I quite enjoyed Nacho Vigalondo's Colossal, starring Anne Hathaway and Jason Sudeikis, despite - perhaps even because - the film I watched bore little resemblance to the film being advertised to audiences. If you haven't seen the trailer, check it out.
It's like a mashup of an indie comedy and a Kaiju flick: A quirky girl comes home from the big city, licking her wounds from her latest romantic failure, only to discover she's taken control of a massive, funny monster. Look at Anne Hathaway dancing, just like the monster! It's so kooky! There's the upbeat music, suggesting good times; the neon pink title cards, promising something a little sillier and zanier; the pull quotes ("thrilling, funny, smart"; "Hathaway is hilarious"), promising something uproarious.
"Godzilla, by way of the Duplass brothers" might be the elevator pitch you'd offer, judging by the trailer alone. But Colossal is not that movie: It's far darker than the advertising suggests, far more devastating. This is a movie about alcoholism and domestic violence, about the horrors of an Internet-Cable News Age where everyone gets their 15 minutes of infamy, about the damage we do to ourselves and others while we're under the influence of alcohol or anonymity or both.
Critics have been mixed-to-positive, with the film clocking in at 74 per cent fresh on Rotten Tomatoes. I myself will give it a positive review. But I'm curious to see how audiences react to the movie: They tend not to like being tricked by ad campaigns.
In the annals of Angry Customer Reactions, few can top the consumer who sued the makers of Drive as well as the theatre in which it was playing, for an ad campaign that promised Fast and Furious-style thrills and delivered instead Nicolas Winding Refn-style meditative chills. And, to be fair, she had a point.
The movie in this trailer is very different to the one in multiplexes. I remember walking out of the theatre, exhilarated at having seen something different and unexpected, while simultaneously thinking, "Huh, audiences are really going to hate that." (I wasn't wrong; it received a C-minus from CinemaScore, a stark contrast with the 92 per cent fresh rating on Rotten Tomatoes.)

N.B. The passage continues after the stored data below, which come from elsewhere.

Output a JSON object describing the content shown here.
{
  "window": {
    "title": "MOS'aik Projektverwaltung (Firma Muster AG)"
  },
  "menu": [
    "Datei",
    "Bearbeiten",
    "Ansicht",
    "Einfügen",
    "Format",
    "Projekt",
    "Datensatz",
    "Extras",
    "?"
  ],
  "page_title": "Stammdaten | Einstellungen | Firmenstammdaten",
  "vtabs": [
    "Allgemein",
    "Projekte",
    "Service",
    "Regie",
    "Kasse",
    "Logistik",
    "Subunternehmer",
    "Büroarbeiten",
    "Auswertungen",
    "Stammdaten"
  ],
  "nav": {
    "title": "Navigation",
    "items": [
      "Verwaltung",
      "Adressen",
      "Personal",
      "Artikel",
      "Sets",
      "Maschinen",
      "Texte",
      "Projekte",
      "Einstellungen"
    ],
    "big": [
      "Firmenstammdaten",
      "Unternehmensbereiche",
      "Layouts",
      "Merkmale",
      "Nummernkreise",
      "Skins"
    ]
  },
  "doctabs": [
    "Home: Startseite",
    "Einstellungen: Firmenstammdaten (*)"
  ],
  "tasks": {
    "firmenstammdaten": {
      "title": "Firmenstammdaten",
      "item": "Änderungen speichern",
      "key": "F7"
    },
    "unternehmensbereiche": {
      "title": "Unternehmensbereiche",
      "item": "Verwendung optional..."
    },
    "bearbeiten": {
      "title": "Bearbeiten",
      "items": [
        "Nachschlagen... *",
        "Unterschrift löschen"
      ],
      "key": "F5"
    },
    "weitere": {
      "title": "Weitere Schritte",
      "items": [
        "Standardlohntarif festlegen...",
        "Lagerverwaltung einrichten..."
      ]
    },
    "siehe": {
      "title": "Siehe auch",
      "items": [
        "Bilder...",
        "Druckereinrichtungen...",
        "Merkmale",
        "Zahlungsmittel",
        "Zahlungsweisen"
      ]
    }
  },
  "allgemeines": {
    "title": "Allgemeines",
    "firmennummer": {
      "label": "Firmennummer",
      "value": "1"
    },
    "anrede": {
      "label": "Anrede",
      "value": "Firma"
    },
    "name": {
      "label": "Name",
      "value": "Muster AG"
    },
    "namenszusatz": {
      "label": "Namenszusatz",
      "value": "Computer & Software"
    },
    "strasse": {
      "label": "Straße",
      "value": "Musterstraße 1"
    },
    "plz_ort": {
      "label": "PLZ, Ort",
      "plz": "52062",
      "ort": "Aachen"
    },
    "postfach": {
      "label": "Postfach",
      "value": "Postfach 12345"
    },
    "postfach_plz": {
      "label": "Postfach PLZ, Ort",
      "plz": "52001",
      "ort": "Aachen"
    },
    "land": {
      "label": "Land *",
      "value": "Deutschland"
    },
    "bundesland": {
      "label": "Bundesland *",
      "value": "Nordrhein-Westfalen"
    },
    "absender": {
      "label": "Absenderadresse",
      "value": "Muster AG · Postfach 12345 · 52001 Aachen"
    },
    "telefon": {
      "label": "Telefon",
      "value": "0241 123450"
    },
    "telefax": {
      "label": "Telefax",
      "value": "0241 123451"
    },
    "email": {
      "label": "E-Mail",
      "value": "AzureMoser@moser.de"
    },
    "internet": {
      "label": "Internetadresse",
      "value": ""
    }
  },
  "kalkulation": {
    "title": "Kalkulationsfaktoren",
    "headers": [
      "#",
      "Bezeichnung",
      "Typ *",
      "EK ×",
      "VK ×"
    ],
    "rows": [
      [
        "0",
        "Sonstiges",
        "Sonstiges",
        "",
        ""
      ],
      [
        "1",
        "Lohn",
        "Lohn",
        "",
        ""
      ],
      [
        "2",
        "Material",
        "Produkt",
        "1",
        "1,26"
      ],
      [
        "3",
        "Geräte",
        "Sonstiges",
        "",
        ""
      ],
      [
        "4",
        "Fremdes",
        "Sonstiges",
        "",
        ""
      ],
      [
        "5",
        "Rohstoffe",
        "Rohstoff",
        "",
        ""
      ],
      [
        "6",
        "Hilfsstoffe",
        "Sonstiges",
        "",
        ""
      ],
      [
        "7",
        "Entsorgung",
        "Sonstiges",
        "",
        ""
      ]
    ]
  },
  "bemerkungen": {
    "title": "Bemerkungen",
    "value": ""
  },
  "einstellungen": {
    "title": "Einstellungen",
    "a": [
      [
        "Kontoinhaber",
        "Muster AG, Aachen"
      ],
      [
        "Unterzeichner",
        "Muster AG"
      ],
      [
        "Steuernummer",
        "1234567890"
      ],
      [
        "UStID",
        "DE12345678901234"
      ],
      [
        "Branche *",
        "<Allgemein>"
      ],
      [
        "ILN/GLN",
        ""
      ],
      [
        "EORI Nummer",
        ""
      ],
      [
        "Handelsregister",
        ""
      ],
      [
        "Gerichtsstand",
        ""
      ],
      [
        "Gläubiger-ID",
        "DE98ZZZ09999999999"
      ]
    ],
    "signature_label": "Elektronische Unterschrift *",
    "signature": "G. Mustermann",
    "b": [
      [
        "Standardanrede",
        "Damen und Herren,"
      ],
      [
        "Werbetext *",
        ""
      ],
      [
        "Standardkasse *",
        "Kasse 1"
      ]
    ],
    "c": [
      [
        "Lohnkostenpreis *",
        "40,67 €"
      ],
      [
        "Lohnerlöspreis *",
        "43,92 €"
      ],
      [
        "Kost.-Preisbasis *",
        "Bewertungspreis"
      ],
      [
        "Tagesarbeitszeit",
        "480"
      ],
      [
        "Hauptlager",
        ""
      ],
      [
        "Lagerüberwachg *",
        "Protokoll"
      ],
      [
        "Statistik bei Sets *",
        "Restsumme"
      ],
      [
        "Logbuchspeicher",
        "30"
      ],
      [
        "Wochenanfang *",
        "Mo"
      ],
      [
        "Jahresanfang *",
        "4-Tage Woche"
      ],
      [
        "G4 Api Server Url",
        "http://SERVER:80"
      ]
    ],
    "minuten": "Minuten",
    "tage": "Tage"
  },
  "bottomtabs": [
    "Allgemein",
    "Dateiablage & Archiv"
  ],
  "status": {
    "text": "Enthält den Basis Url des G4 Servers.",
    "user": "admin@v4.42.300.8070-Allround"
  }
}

Sometimes audience disappointment has more to do with hype than advertising campaigns themselves. The genre of horror seems particularly susceptible to this variety of letdown.
Consider the reaction to The Witch, Robert Eggers' chilling tale of radicalisation and alienation in the woods of puritanical America. Its trailer seems rather honest in retrospect - its atonal score and eerily beautiful imagery and Ye Olde English are quite representative of the final product - but its quick cuts and pull quotes ("one of the most genuinely unnerving horror films"; "a nightmarish picture"; "disturbing", "terrifying") may have primed an audience interested in the jump scares of The Conjuring for a more jolting brand of terror than the slow-burn horror The Witch brings to bear.
As Katy Waldman highlighted in Slate last year, there was a striking divergence between audiences and critics: " The Witch has left many movie critics spellbound, but among general audiences its impact is less clear. The film ... earned an 86 per cent Tomatometer rating from critics but only 53 per cent from audiences. Its CinemaScore is an unimpressive C-minus, and it came in fourth at the box office netting US$8.6 million."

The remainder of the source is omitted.